In the day of genteel manners and formal introductions, the exchange of calling cards was a social custom that was essential in developing friendships. The custom of carrying calling or visiting cards began in France in the early 1800's. It quickly spread throughout Europe, and then became vastly popular in the United States, especially the New England area from 1840-1900. Calling cards were carried primarily by the "well-to-do" ladies who made a point to go calling on friends and family on a specified day of the week or month, depending on their location and proximity to neighbors. The gracious reserve of a simple calling card is a gentle reminder of one's presence, and the care poured into a finely crafted card is a welcome courtesy.
I'm not sure that calling cards themselves are much used in this day and age, but our home has it's own breed of calling card that people leave with us after their visits: Magnetic Poetry. We have four editions of Magnetic Poetry on our fridge; Regular, Genius Edition,Wizard of Oz, and the STA Travel set. With this odd mix of sets, our friends and family have left an abundance of modern-day calling cards on our fridge. Here is a sampling of their creative wit.

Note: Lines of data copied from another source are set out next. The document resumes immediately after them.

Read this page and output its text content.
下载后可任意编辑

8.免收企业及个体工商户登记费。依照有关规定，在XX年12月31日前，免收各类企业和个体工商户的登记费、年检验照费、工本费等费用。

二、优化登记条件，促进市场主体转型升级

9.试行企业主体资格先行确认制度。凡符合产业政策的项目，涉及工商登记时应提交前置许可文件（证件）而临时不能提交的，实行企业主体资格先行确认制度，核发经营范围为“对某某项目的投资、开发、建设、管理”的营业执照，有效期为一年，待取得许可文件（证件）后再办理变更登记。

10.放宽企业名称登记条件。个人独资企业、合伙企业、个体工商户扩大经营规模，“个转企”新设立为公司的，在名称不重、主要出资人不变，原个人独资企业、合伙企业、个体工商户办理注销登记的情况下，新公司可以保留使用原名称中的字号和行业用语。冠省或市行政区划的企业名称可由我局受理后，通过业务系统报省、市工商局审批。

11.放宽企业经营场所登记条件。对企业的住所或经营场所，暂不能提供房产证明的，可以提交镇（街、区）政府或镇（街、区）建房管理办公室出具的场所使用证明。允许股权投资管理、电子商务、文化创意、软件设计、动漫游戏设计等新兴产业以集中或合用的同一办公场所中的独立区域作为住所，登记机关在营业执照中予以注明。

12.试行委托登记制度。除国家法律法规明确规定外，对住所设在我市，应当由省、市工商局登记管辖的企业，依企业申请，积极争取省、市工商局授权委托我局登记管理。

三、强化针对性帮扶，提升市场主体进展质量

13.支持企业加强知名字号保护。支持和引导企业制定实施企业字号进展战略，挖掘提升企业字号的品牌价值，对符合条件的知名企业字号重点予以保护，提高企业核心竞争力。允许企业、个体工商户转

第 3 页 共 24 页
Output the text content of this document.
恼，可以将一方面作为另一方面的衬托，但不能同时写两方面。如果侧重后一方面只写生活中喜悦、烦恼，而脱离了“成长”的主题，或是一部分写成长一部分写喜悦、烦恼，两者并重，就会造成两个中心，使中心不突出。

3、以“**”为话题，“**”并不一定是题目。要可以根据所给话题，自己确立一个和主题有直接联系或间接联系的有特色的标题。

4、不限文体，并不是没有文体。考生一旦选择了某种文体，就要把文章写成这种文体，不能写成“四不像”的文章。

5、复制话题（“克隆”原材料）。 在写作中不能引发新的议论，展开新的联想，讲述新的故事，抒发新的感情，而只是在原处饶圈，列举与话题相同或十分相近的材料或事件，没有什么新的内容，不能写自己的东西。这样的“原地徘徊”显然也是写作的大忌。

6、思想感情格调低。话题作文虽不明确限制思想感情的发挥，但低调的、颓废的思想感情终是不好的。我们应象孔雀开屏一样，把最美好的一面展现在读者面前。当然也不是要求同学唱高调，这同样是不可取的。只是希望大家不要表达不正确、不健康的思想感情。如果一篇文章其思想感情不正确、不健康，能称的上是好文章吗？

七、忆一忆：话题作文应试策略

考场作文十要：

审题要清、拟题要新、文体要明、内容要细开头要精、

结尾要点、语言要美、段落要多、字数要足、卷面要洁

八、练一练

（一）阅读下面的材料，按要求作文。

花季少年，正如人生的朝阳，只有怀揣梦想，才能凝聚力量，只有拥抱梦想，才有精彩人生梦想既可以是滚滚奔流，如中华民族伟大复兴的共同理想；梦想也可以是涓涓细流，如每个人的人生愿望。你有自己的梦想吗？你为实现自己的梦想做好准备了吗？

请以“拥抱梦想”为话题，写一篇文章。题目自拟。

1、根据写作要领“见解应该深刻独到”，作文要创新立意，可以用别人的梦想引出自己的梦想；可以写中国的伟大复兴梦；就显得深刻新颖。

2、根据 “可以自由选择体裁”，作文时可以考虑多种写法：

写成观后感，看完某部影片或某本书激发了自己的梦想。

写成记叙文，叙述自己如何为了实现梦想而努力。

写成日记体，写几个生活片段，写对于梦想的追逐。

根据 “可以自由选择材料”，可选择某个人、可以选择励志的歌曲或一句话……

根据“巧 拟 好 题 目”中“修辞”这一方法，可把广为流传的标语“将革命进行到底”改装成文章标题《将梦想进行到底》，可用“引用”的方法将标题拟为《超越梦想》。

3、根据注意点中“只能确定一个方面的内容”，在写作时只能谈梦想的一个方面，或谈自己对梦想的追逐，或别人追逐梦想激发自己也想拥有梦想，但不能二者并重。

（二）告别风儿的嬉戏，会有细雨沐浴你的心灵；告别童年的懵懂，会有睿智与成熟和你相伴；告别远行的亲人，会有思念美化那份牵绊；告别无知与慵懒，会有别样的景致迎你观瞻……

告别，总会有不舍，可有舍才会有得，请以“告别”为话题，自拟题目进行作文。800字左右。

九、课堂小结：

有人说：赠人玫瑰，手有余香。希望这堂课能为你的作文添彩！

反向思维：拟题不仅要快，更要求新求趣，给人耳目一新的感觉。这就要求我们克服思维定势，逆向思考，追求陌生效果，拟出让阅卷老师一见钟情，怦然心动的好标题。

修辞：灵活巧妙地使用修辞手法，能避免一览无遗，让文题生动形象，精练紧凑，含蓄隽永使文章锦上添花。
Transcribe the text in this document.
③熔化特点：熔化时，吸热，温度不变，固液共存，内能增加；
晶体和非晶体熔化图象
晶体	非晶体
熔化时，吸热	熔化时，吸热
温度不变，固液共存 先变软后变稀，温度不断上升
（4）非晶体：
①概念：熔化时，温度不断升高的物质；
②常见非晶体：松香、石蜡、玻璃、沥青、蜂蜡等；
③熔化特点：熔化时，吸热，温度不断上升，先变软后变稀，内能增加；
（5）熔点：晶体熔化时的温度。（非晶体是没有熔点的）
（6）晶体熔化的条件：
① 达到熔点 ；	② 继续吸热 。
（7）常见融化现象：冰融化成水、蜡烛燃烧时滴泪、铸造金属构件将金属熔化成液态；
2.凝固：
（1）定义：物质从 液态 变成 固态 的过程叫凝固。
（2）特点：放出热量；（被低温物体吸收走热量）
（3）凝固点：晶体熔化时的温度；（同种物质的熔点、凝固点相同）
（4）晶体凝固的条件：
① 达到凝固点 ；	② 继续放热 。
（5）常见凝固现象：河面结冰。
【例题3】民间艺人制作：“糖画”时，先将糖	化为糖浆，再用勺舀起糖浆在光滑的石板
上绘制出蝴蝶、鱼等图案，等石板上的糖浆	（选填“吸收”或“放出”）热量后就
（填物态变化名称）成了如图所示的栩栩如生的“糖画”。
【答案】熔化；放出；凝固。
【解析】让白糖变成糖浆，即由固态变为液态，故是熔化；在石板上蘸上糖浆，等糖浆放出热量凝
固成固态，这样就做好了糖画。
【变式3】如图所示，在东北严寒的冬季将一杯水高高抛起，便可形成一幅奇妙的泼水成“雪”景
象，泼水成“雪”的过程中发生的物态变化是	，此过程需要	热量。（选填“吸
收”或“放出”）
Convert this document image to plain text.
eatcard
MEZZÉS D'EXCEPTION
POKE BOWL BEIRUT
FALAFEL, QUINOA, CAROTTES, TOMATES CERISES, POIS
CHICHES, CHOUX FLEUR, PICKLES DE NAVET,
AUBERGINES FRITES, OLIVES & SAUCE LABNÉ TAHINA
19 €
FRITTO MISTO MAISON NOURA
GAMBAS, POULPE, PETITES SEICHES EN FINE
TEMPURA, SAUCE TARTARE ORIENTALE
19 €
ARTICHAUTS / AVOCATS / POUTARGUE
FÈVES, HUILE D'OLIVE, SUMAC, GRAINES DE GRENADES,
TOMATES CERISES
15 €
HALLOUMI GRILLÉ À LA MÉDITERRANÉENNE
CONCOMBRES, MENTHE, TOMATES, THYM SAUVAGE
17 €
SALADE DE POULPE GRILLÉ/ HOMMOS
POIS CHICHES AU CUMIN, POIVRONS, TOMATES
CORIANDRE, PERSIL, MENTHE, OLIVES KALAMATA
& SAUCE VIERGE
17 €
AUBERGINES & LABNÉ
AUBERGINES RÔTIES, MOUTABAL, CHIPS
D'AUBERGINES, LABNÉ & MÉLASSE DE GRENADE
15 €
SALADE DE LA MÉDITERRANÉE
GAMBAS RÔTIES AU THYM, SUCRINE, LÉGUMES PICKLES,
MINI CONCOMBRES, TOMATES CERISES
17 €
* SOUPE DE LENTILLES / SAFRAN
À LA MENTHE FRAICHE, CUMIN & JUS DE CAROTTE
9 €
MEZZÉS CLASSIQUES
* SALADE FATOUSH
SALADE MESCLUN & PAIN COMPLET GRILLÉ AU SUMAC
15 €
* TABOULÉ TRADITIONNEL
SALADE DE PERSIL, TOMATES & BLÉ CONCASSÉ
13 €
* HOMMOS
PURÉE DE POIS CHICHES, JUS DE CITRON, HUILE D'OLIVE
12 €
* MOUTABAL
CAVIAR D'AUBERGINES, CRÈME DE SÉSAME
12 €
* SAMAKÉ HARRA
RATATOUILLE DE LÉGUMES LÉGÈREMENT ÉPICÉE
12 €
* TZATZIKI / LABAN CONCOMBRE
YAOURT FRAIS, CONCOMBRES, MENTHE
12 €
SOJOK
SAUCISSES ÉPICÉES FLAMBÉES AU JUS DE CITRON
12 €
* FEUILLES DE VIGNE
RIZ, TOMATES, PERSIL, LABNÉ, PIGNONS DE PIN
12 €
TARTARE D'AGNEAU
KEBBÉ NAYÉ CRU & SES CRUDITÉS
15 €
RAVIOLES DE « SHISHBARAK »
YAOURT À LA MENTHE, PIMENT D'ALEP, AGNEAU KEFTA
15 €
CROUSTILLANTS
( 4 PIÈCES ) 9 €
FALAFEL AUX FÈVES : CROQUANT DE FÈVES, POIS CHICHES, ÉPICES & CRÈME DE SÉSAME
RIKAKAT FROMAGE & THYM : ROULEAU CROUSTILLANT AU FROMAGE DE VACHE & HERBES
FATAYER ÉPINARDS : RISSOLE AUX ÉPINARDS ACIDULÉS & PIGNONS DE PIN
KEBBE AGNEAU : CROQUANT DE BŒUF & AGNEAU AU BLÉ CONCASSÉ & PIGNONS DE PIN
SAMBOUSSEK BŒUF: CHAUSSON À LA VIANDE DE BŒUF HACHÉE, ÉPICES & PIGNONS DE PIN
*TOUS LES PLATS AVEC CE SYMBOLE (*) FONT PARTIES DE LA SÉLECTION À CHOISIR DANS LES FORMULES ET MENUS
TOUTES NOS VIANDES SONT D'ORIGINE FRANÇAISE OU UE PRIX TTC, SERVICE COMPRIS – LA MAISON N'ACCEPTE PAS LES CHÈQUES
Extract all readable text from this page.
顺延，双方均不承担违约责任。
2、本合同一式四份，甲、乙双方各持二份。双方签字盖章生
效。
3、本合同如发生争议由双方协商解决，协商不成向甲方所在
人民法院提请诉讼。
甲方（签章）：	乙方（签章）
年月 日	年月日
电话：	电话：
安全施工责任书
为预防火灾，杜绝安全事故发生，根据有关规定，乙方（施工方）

Never shake crass drunk woman.
Beneath a sanguine moon, the wicked munchkins cry-d for blood.
So droll you are, with your turgid sausages.
They elaborated together with zeal, like a thousand verbose miscreants caterwauling together.
Beat the lazy fluffy hippie.
Auntie Em's diggity purple butt is tantamount to a nefarious symphony of lust.
Manipulate my mellifluous moment.
Space dog absconds with raw man parts.
Scream: Me want house!
Veil of the delirious goddess: Chocolate time is gone - say in love with the TV.
I have a waxing urge to frantic-ly smear my down under drool over your enormously pendulous and luscious breasts. Cheers!
Melting beauty never boors summer penguins.
Monkey hair makes my winkie sweat.
Sing storm - remember, must always drink up.
Happy lollipop. Always American.
We love the mooning.
Elucidate salient question that could gall vapid woman.
Language over the bitter spring finger.
Sad kids produce ridiculous dreams of great Kansas.
Crazy Dorothy had a broomstick and somewhere to expunge all the obtuse wizards from.
No more festivals sadness. Come Munchkinland, me & you.
Peach & Puppy rainbows, love.
Needless to say ... our friends and family are an interesting bunch!